A new federal lawsuit accuses controversial Georgia state Rep. Vernon Jones of blocking critics on Facebook.
Jones is the Democratic lawmaker who made waves last month by endorsing President Donald Trump's re-election campaign.
In the suit filed Tuesday in U.S. District Court in Atlanta, Cobb County resident Tomas Miko claims that Jones violated his First and Fourteenth Amendment rights by deleting critical comments he posted on the legislator’s Facebook page. Miko is the lone plaintiff in the suit, but it also cites three other individuals who said Jones blocked them and prevented further comments or public debate by them on his page.
“The case law has made very clear that a Facebook page where a government official is taking about government business is a government page, for purposes of the First Amendment,” Miko’s attorney, Gerry Weber, told The Atlanta Journal-Constitution. “And that means you can’t block your critics from posting, you can’t delete particular comments of your critics.
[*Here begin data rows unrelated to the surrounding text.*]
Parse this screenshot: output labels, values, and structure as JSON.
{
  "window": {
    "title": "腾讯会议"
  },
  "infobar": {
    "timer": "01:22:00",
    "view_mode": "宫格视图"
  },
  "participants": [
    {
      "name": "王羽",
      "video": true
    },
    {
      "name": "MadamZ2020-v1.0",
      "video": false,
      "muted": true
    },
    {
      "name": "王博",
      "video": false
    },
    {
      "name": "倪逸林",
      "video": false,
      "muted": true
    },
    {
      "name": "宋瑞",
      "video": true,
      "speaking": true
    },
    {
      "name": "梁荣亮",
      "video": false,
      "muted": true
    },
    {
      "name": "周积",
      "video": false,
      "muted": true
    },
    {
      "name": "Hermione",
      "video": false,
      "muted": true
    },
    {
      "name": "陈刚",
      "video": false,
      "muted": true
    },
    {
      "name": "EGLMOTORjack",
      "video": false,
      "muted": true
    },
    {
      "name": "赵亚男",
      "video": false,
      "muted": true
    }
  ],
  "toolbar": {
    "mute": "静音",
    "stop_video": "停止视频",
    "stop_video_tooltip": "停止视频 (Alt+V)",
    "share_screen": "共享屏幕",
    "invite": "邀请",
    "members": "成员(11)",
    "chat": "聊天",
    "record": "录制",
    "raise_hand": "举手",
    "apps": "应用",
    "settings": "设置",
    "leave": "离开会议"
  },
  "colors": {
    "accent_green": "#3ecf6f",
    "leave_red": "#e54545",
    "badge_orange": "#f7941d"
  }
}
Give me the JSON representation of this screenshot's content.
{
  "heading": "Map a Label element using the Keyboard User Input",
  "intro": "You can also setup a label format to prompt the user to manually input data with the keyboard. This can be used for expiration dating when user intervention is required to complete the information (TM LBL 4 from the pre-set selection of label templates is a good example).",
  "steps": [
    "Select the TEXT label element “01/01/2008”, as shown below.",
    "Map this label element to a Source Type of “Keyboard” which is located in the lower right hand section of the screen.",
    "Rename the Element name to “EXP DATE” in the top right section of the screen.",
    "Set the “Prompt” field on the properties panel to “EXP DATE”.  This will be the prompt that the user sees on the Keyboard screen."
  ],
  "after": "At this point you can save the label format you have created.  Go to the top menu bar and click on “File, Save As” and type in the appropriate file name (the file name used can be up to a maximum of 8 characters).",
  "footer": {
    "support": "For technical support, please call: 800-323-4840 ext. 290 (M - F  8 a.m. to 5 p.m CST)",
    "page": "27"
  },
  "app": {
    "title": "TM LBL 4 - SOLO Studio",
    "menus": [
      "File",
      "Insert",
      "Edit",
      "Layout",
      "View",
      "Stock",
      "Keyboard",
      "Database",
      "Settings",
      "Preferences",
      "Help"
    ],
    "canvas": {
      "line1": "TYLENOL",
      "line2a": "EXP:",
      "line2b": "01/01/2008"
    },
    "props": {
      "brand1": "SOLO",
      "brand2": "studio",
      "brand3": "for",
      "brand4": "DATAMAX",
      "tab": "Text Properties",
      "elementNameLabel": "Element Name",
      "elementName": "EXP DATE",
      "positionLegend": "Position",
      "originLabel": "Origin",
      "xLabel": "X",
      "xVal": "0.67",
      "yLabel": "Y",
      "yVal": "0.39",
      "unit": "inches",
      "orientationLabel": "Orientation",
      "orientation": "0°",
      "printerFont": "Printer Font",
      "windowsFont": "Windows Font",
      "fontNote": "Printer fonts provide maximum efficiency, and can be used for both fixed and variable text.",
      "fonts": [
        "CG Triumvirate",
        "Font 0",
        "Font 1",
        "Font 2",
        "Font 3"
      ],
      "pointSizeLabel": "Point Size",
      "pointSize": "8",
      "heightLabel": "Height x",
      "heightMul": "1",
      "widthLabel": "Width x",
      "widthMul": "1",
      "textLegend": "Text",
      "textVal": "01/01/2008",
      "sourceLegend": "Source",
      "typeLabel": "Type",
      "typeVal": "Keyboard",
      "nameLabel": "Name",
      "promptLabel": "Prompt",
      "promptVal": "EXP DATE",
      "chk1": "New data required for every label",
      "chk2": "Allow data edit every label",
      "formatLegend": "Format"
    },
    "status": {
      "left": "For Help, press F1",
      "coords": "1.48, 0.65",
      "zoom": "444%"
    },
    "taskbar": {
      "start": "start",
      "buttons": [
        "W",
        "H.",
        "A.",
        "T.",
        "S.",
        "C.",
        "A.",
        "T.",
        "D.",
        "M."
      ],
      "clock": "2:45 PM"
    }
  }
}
Public officials are supposed to hear from both sides.”
Jones, who represents parts of southeastern DeKalb and Rockdale counties, did not immediately return requests for comment on the lawsuit Wednesday.
He’s hardly the first public official to be accused of inappropriately silencing critics on social media.
Weber himself has represented clients in recent suits or complaints against Republican state Rep. Ginny Erhart, Cobb County Sheriff Neil Warren, the Walton County Sheriff's Office and a Douglas County commissioner. Last summer, a federal appeals court in New York ruled that President Trump's practice of blocking critics from his @RealDonaldTrump Twitter account violated the First Amendment.
The suit against Jones claims that he blocked Miko after an early March exchange about an immigration-related piece of legislation that Jones had co-sponsored. The complaint says three other people reported being blocked after posting on Jones' Facebook page about demeaning comments he reportedly made toward Stephe Koontz, a transgender member of the Doraville City Council.
The suit says Jones ultimately made his original Facebook page private altogether, then started another page on April 15 — the day after his controversial Trump endorsement. That endorsement triggered swift condemnation fellow Democrats, as well as a wave of national media attention.
About a week after making the endorsement, Jones said he would resign from the state legislature, whose current session is yet to be completed because of the coronavirus pandemic. But he walked that vow back just a day later, citing an "overwhelming amount of support" from his constituents.
Jones did, however, drop his re-election bid — a decision that avoided further proceedings in a legal challenge to his residency.
In March, a constituent filed a challenge with the state claiming that Jones actually lived in Atlanta and not in House District 91, and therefore should not have been able to qualify to seek re-election. The complaint was dismissed as moot when Jones pulled out of the race.